Yesterday afternoon we ended up at a lake celebrating a friend's PhD. His in-laws had a boat, and I was invited to “surf” behind the boat. I haven’t surfed in years, so I was nervous to attempt such adventure in front of strangers, but at least two of my kids were there to support me.

I was centering the board between my legs and preparing for the V8 engine to rev and pull my beyond-200-pound body to the surface. I quickly got up and began moving into the surf. I knew enough to lean forward but had plenty of hesitation that the board would merge with my face should I lean too far forward. 

I finally took a deep breath and leaned in. Somewhere between my exhale and blinking, the boat was upside down in my vision and my legs were the last part of me entering the water. The boat swung a big circle and returned to retrieve me. The girls were clapping in support, and then I heard Maggie say, “Falling is learning.”

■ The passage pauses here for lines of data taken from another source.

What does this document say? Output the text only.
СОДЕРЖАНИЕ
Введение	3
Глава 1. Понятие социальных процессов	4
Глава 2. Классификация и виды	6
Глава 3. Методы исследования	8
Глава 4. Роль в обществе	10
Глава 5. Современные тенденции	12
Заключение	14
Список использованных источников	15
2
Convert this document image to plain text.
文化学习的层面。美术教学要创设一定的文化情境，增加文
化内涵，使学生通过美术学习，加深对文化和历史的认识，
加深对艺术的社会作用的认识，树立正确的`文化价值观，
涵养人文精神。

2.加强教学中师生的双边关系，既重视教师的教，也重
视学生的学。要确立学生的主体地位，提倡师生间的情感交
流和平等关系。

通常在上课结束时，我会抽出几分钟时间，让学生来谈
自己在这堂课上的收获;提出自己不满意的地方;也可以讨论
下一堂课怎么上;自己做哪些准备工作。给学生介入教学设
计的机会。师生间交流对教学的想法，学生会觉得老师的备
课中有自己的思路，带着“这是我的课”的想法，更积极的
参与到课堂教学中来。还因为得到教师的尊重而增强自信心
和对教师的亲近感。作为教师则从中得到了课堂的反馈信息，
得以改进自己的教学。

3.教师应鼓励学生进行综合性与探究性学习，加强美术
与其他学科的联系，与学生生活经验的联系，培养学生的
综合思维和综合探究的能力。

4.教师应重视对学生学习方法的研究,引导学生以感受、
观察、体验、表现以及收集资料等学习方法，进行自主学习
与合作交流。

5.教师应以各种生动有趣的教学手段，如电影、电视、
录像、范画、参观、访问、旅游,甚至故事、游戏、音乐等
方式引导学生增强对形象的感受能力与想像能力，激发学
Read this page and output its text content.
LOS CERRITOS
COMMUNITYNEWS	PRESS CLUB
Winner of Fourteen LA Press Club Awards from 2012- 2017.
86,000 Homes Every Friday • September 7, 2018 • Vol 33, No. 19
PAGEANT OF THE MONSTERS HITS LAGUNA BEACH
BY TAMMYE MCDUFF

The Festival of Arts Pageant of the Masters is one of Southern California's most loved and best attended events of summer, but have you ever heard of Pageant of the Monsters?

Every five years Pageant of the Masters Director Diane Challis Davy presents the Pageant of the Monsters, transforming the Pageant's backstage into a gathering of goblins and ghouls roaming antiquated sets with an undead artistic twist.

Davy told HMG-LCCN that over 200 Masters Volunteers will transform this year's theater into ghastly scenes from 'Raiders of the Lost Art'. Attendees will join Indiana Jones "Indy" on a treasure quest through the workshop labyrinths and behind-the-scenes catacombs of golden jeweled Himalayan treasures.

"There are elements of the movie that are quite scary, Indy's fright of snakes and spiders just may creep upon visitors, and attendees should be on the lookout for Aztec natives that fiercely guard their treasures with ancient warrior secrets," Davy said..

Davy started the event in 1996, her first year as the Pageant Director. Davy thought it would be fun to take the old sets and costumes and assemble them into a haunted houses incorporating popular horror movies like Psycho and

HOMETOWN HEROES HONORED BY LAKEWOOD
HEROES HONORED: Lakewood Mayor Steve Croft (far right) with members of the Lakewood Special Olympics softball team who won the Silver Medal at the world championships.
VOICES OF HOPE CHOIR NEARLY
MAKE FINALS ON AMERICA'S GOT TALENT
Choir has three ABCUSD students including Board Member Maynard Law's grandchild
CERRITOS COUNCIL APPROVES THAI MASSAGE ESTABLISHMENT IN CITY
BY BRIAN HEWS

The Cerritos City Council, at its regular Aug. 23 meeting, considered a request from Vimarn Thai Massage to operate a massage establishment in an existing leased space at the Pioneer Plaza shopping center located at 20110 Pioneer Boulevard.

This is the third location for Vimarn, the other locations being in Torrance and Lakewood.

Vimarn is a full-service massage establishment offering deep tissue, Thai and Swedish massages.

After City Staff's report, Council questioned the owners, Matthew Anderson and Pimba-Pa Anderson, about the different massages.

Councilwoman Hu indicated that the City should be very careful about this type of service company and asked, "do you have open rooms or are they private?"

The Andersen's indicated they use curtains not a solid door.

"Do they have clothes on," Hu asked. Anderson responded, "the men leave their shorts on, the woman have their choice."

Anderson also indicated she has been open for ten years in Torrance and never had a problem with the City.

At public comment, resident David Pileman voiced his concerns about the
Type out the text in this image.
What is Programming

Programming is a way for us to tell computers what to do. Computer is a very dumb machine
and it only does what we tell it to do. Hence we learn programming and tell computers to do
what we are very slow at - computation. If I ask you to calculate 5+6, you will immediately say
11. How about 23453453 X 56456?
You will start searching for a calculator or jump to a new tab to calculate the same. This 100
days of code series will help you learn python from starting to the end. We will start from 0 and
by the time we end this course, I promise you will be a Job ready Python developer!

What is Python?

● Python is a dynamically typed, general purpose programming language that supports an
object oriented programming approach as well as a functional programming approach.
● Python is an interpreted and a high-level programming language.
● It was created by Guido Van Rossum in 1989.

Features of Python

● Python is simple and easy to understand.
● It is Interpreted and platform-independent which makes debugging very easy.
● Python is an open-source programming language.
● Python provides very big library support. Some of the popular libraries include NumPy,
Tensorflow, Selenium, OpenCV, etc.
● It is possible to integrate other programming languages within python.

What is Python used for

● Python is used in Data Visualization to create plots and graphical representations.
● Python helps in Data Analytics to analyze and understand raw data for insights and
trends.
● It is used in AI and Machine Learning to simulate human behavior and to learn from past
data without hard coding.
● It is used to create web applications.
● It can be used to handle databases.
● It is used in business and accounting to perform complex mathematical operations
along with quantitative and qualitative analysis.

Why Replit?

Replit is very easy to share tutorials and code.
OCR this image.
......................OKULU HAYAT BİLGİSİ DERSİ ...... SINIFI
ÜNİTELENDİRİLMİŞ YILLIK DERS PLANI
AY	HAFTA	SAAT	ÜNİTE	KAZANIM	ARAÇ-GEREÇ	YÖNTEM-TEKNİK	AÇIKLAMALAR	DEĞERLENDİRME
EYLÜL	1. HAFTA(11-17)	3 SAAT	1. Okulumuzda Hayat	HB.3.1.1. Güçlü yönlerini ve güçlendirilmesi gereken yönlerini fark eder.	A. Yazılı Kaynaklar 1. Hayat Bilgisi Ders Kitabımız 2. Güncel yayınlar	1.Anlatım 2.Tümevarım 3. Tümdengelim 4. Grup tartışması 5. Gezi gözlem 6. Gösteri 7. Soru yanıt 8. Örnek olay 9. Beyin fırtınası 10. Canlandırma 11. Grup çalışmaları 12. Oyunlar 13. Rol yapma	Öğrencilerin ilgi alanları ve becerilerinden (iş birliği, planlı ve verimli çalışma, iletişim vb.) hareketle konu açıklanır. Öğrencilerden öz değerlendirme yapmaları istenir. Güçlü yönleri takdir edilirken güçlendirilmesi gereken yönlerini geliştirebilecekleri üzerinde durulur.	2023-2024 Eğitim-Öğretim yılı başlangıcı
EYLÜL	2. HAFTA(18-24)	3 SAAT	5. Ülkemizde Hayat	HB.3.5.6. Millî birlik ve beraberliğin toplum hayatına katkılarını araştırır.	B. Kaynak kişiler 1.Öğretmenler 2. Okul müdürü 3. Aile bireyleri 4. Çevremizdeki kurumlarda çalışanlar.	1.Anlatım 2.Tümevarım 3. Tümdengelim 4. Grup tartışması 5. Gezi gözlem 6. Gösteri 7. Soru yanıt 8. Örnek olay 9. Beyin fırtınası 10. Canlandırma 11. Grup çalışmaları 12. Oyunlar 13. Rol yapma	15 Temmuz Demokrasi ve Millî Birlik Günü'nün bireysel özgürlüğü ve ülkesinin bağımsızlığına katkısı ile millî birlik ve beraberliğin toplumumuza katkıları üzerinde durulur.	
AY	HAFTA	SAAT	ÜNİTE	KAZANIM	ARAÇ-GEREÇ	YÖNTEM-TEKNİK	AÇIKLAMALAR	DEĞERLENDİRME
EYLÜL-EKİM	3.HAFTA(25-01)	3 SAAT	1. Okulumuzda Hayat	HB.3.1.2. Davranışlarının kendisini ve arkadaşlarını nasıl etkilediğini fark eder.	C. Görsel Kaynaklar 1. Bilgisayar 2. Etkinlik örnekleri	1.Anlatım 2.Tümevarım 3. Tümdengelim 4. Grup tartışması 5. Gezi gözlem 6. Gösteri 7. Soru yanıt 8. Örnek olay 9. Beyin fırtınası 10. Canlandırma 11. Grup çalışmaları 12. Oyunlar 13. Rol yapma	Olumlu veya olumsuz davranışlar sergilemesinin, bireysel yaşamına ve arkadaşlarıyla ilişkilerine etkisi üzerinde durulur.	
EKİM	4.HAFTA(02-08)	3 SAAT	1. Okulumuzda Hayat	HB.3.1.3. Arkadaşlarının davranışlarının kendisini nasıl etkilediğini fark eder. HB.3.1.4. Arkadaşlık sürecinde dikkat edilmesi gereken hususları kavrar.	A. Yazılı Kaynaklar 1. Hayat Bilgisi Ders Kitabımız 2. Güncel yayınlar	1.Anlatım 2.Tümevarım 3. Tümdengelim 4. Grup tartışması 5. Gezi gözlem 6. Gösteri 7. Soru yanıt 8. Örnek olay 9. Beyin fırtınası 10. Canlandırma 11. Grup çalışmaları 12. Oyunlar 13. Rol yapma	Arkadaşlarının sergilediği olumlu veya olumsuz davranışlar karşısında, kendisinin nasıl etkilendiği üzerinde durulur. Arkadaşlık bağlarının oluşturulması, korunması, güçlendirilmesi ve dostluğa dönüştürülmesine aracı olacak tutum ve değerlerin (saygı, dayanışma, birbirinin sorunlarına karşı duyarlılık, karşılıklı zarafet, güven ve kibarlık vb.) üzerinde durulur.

It is less than three weeks that I will begin walking the Camino de Santiago. Each day will require somewhere between 13 and 20 miles of walking. I’ve met enough pilgrims to know that my feet will swell, tire, and bleed. My back will tighten. My knees, hips, and shoulders will scream, “Stop!” Every pilgrim says, “listen to your body, it will tell you when to keep going, when to go slow, and when to take a rest.”

https://www.miprendoemiportovia.it/2015/02/novecento-chilometri-piedi-sul-cammino-di-santiago/
Meseta, Camino de Santiago
I know that I will begin by walking too fast and somewhere between 4-6 days into the walk, my feet will befall me and my body bewail me. When I begin to walk the meseta, the infamous “Table Mountain”, I will not want to continue. It’s these moments when I desire for my yesterday-Maggie to come to mind. I am on a journey to learn to walk. I will fall, literally. But my body will want to quit and my mind will not want to go for another mile or to another town. 

“Falling is learning, and picking up is learning, too.”